Ford made cars specifically for the mass market - I struggle to see how Tesla is even near to this category?
@kravietz
Ton of battery R&D still needed to be able to bring EV costs down, Tesla is leveraging luxury market to pay for that. Also they've made a brand decision to not be "cheap", but it doesn't matter because they've started an auto-maker stampede into EVs so the economy niche will be filled, esp. as battery tech improves...
All EV available on the market (at least in UK), and there's now a dozen of them, have a theoretical range of ~150 km and can be at best classified as city cars suitable for commuting. The battery cost seems to be the primary factor here - if they extended the range, their cars would cost as much as Tesla, and that market segment is already taken by Tesla.
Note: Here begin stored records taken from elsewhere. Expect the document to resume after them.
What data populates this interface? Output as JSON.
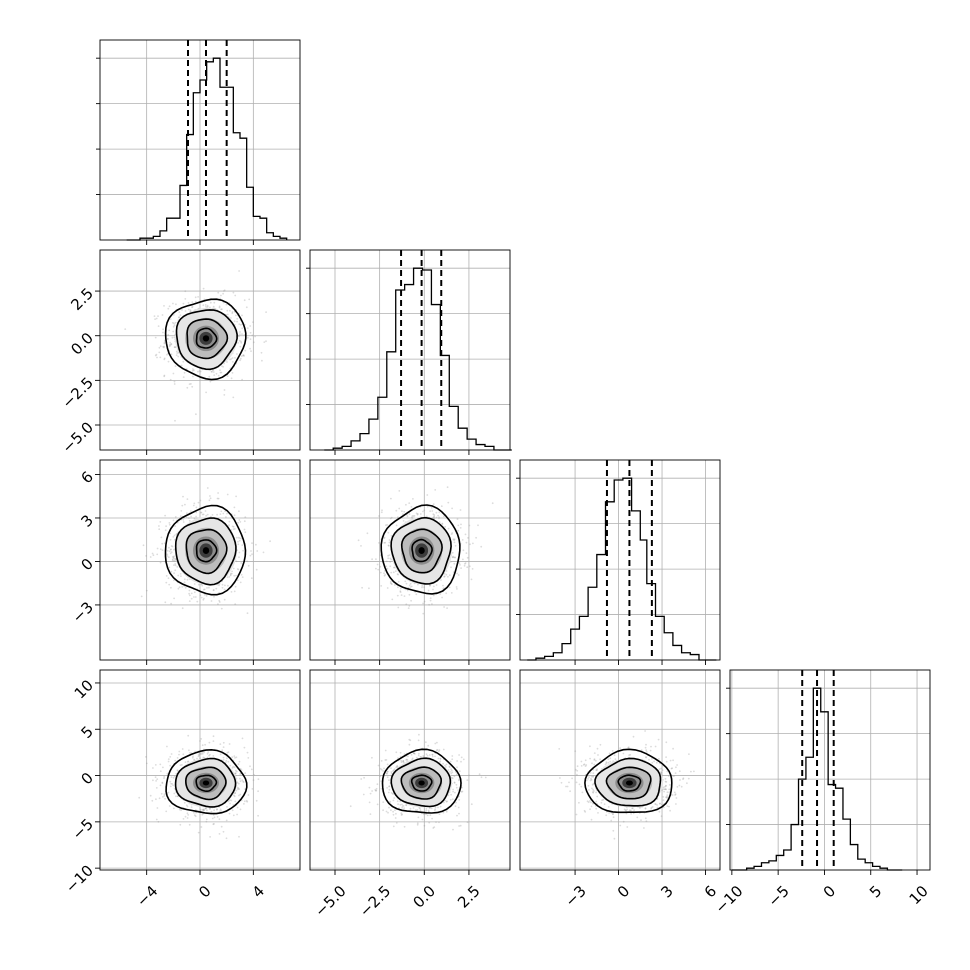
{
  "chart_data": {
    "type": "corner",
    "parameters": [
      {
        "range": [
          -7.5,
          7.5
        ],
        "ticks": [
          -4,
          0,
          4
        ],
        "tick_labels": [
          "−4",
          "0",
          "4"
        ],
        "quantiles": [
          -0.9,
          0.45,
          2.0
        ],
        "mean": 0.45,
        "sigma": 1.5
      },
      {
        "range": [
          -6.4,
          4.8
        ],
        "ticks": [
          -5.0,
          -2.5,
          0.0,
          2.5
        ],
        "tick_labels": [
          "−5.0",
          "−2.5",
          "0.0",
          "2.5"
        ],
        "quantiles": [
          -1.3,
          -0.15,
          0.95
        ],
        "mean": -0.15,
        "sigma": 1.1
      },
      {
        "range": [
          -6.8,
          7.0
        ],
        "ticks": [
          -3,
          0,
          3,
          6
        ],
        "tick_labels": [
          "−3",
          "0",
          "3",
          "6"
        ],
        "quantiles": [
          -0.8,
          0.75,
          2.3
        ],
        "mean": 0.75,
        "sigma": 1.5
      },
      {
        "range": [
          -10.2,
          11.4
        ],
        "ticks": [
          -10,
          -5,
          0,
          5,
          10
        ],
        "tick_labels": [
          "−10",
          "−5",
          "0",
          "5",
          "10"
        ],
        "quantiles": [
          -2.4,
          -0.8,
          1.0
        ],
        "mean": -0.8,
        "sigma": 1.7
      }
    ],
    "histograms": [
      {
        "bins": [
          -5.5,
          -5.0,
          -4.5,
          -4.0,
          -3.5,
          -3.0,
          -2.5,
          -2.0,
          -1.5,
          -1.0,
          -0.5,
          0.0,
          0.5,
          1.0,
          1.5,
          2.0,
          2.5,
          3.0,
          3.5,
          4.0,
          4.5,
          5.0,
          5.5,
          6.0,
          6.5
        ],
        "counts": [
          0.0,
          0.0,
          0.01,
          0.01,
          0.02,
          0.05,
          0.12,
          0.12,
          0.3,
          0.58,
          0.81,
          0.88,
          0.98,
          1.0,
          0.84,
          0.84,
          0.59,
          0.56,
          0.29,
          0.13,
          0.12,
          0.04,
          0.02,
          0.01
        ]
      },
      {
        "bins": [
          -5.6,
          -5.1,
          -4.6,
          -4.1,
          -3.6,
          -3.1,
          -2.6,
          -2.1,
          -1.6,
          -1.1,
          -0.6,
          -0.1,
          0.4,
          0.9,
          1.4,
          1.9,
          2.4,
          2.9,
          3.4,
          3.9,
          4.4,
          4.9
        ],
        "counts": [
          0.0,
          0.01,
          0.02,
          0.05,
          0.09,
          0.17,
          0.29,
          0.54,
          0.88,
          0.91,
          1.0,
          0.99,
          0.8,
          0.52,
          0.24,
          0.12,
          0.06,
          0.03,
          0.02,
          0.0,
          0.0
        ]
      },
      {
        "bins": [
          -6.3,
          -5.7,
          -5.1,
          -4.5,
          -3.9,
          -3.3,
          -2.7,
          -2.1,
          -1.5,
          -0.9,
          -0.3,
          0.3,
          0.9,
          1.5,
          1.95,
          2.55,
          3.15,
          3.75,
          4.35,
          4.95,
          5.55,
          6.15,
          6.75
        ],
        "counts": [
          0.0,
          0.01,
          0.02,
          0.04,
          0.09,
          0.17,
          0.24,
          0.4,
          0.58,
          0.87,
          0.99,
          1.0,
          0.82,
          0.66,
          0.42,
          0.24,
          0.15,
          0.08,
          0.04,
          0.03,
          0.0,
          0.0
        ]
      },
      {
        "bins": [
          -10.0,
          -9.2,
          -8.4,
          -7.6,
          -6.8,
          -6.0,
          -5.2,
          -4.4,
          -3.6,
          -2.8,
          -2.0,
          -1.2,
          -0.4,
          0.4,
          1.2,
          2.0,
          2.8,
          3.6,
          4.4,
          5.2,
          6.0,
          6.8,
          7.6,
          8.4
        ],
        "counts": [
          0.0,
          0.0,
          0.01,
          0.02,
          0.04,
          0.05,
          0.08,
          0.11,
          0.25,
          0.5,
          0.62,
          1.0,
          0.87,
          0.47,
          0.45,
          0.28,
          0.14,
          0.06,
          0.04,
          0.02,
          0.01,
          0.0,
          0.0
        ]
      }
    ],
    "contour_levels": [
      0.5,
      1.0,
      1.5,
      2.0
    ],
    "grid": true
  }
}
> Ton of battery R&D still needed to be able to bring EV costs down
That's my very point from the very beginning. The thing with engineering is that you can't say someone *made* a breakthrough until it actually has been made, otherwise it's just PR like cold fusion. Ford indeed did it, Musk didn't. Maybe he will in the future, but as of today we can't say that.
And I'm quite sensitive to semantics around this, because I've been watching VRE (variable renewable energy) market for the last decade, and it's hard to find any other place so much driven by hype. Tesla battery farm in Australia was trumped as some kind of revolution. In reality with its 150 MWh capacity it has practically zero impact on the whole grid whose annual capacity is measured in PWh, and happily continues to run on coal.
@kravietz
Utilitarian = You can use one as your primary vehicle to get places you *need* to be, it's not a toy scooter.
Economical = Costs will drop and quality will improve as they make more, i.e. "it scales".